BACK in March 2011, Robert Matas of The Globe and Mail newspaper told me that  retiring RCMP deputy commissioner Gary Bass mentioned an interesting angle to him that the RCMP were working on – “that people who were afraid to speak over the period of years are in a different situation where the people they are afraid of die off, and it’s a bit of the police going around collecting deathbed repentance or deathbed statements to some extent … waiting for one person to die off and then another person will talk about it.”



Ajaib Singh Bagri


Bass also told Matas a slew of other interesting things at the time:
* Key RCMP investigators were not told for at least four months after the two explosions that CSIS had been wiretapping Parmar’s conversations. Neither did CSIS share their information or analysis with the RCMP although they had been following Parmar and even watched him test an explosive device.

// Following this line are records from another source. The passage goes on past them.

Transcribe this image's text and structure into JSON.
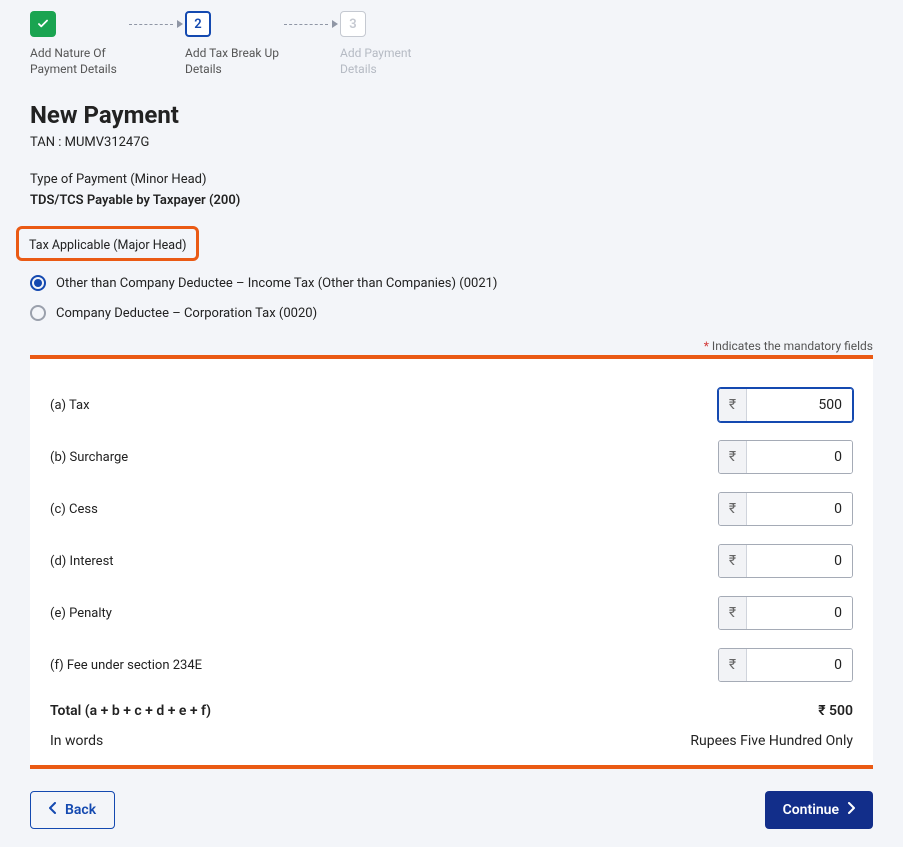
{
  "stepper": {
    "step1_label": "Add Nature Of Payment Details",
    "step2_number": "2",
    "step2_label": "Add Tax Break Up Details",
    "step3_number": "3",
    "step3_label": "Add Payment Details"
  },
  "header": {
    "title": "New Payment",
    "tan_label": "TAN : MUMV31247G",
    "type_label": "Type of Payment (Minor Head)",
    "type_value": "TDS/TCS Payable by Taxpayer (200)",
    "tax_applicable_label": "Tax Applicable (Major Head)"
  },
  "radios": {
    "opt1": "Other than Company Deductee – Income Tax (Other than Companies) (0021)",
    "opt2": "Company Deductee – Corporation Tax (0020)"
  },
  "mandatory_text": " Indicates the mandatory fields",
  "mandatory_star": "*",
  "fields": {
    "currency_symbol": "₹",
    "rows": [
      {
        "label": "(a) Tax",
        "value": "500",
        "focused": true
      },
      {
        "label": "(b) Surcharge",
        "value": "0",
        "focused": false
      },
      {
        "label": "(c) Cess",
        "value": "0",
        "focused": false
      },
      {
        "label": "(d) Interest",
        "value": "0",
        "focused": false
      },
      {
        "label": "(e) Penalty",
        "value": "0",
        "focused": false
      },
      {
        "label": "(f) Fee under section 234E",
        "value": "0",
        "focused": false
      }
    ],
    "total_label": "Total (a + b + c + d + e + f)",
    "total_value": "₹ 500",
    "words_label": "In words",
    "words_value": "Rupees Five Hundred Only"
  },
  "buttons": {
    "back": "Back",
    "continue": "Continue"
  },
  "colors": {
    "accent": "#1449b0",
    "highlight": "#ea5a14",
    "success": "#1aa451",
    "primary_btn": "#122e8a"
  }
}
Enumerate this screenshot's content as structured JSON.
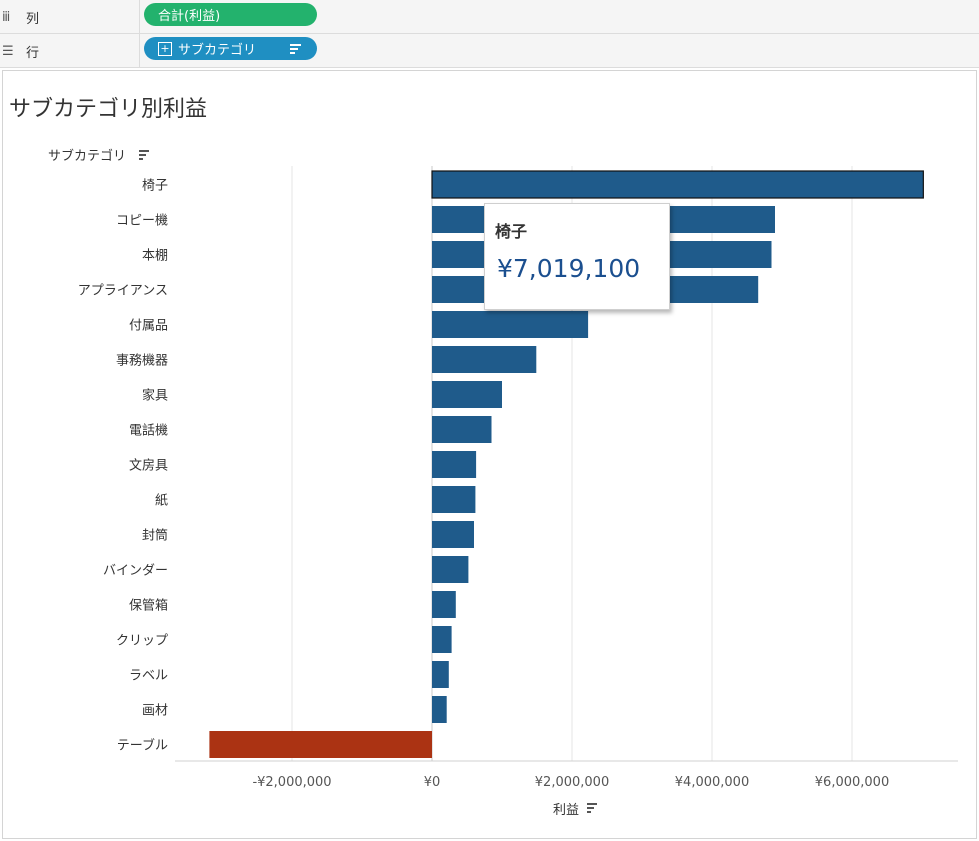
{
  "shelves": {
    "columns": {
      "label": "列",
      "pill": "合計(利益)"
    },
    "rows": {
      "label": "行",
      "pill": "サブカテゴリ"
    }
  },
  "colors": {
    "positive": "#1f5b8b",
    "negative": "#ab3313",
    "gridline": "#e6e6e6"
  },
  "chart_data": {
    "type": "bar",
    "orientation": "horizontal",
    "title": "サブカテゴリ別利益",
    "ylabel": "サブカテゴリ",
    "xlabel": "利益",
    "xlim": [
      -3100000,
      7300000
    ],
    "xticks": [
      -2000000,
      0,
      2000000,
      4000000,
      6000000
    ],
    "xtick_labels": [
      "-¥2,000,000",
      "¥0",
      "¥2,000,000",
      "¥4,000,000",
      "¥6,000,000"
    ],
    "categories": [
      "椅子",
      "コピー機",
      "本棚",
      "アプライアンス",
      "付属品",
      "事務機器",
      "家具",
      "電話機",
      "文房具",
      "紙",
      "封筒",
      "バインダー",
      "保管箱",
      "クリップ",
      "ラベル",
      "画材",
      "テーブル"
    ],
    "values": [
      7019100,
      4900000,
      4850000,
      4660000,
      2230000,
      1490000,
      1000000,
      850000,
      630000,
      620000,
      600000,
      520000,
      340000,
      280000,
      240000,
      210000,
      -3180000
    ],
    "highlighted": "椅子"
  },
  "tooltip": {
    "label": "椅子",
    "value": "¥7,019,100"
  }
}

* Bass contradicted the Air India federal inquiry’s findings, claiming that information that would have identified the suspects was not in the RCMP files until many months after the bombing.
* Police identified people of interest in India but they are now dead (Bass did not reveal any details).
* Bass revealed that although police at first accepted the conclusion of an inquiry in India that Parmar had been killed in a shootout, they later found out that he had been captured and tortured. It was only in 1997 that the RCMP discovered that Parmar allegedly made a confession, but Bass told Matas that the confession, which was made after torture, was unreliable.
* Bass also revealed that India did not attach much importance to Parmar’s statements and told Matas: “India had put Air India behind them, that essentially was what we were told.”
* Parmar identified Lakhbir Singh Brar, who had been a refuge in Canada and was later deported, as a central figure in the plot and that he was involved in the test blasts with Inderjit Singh Reyat. But investigators concluded that Brar was not involved in the bombings.
* Matas reported that Bass was less certain about Lal Singh, the person in whose name one of the plane tickets had been booked, saying that although he had been interviewed many times over the years, the police did not reach any definite conclusion. Matas wrote that Indian police said that Lal Singh admitted his complicity in the bombing.
* Bass told Matas that Hardial Singh Johal, who was arrested but released without being charged in the investigation, did not admit to his involvement when police spoke to him just before he died in 2002. It was alleged that he stored the bombs in a school basement and was seen at the airport on the day the luggage with the bombs were checked in.
* Bass has not changed his views about who the guilty are, telling Matas that the not-guilty verdict was “a very subjective analysis of credibility of witnesses.”
* Bass told Matas that there are a bunch of things in the investigation that are “not known, but are knowable” – police do not know who checked in the luggage or to whom Reyat handed the bomb parts.
* Bass said there were other things that were also being investigated, but did not mention them.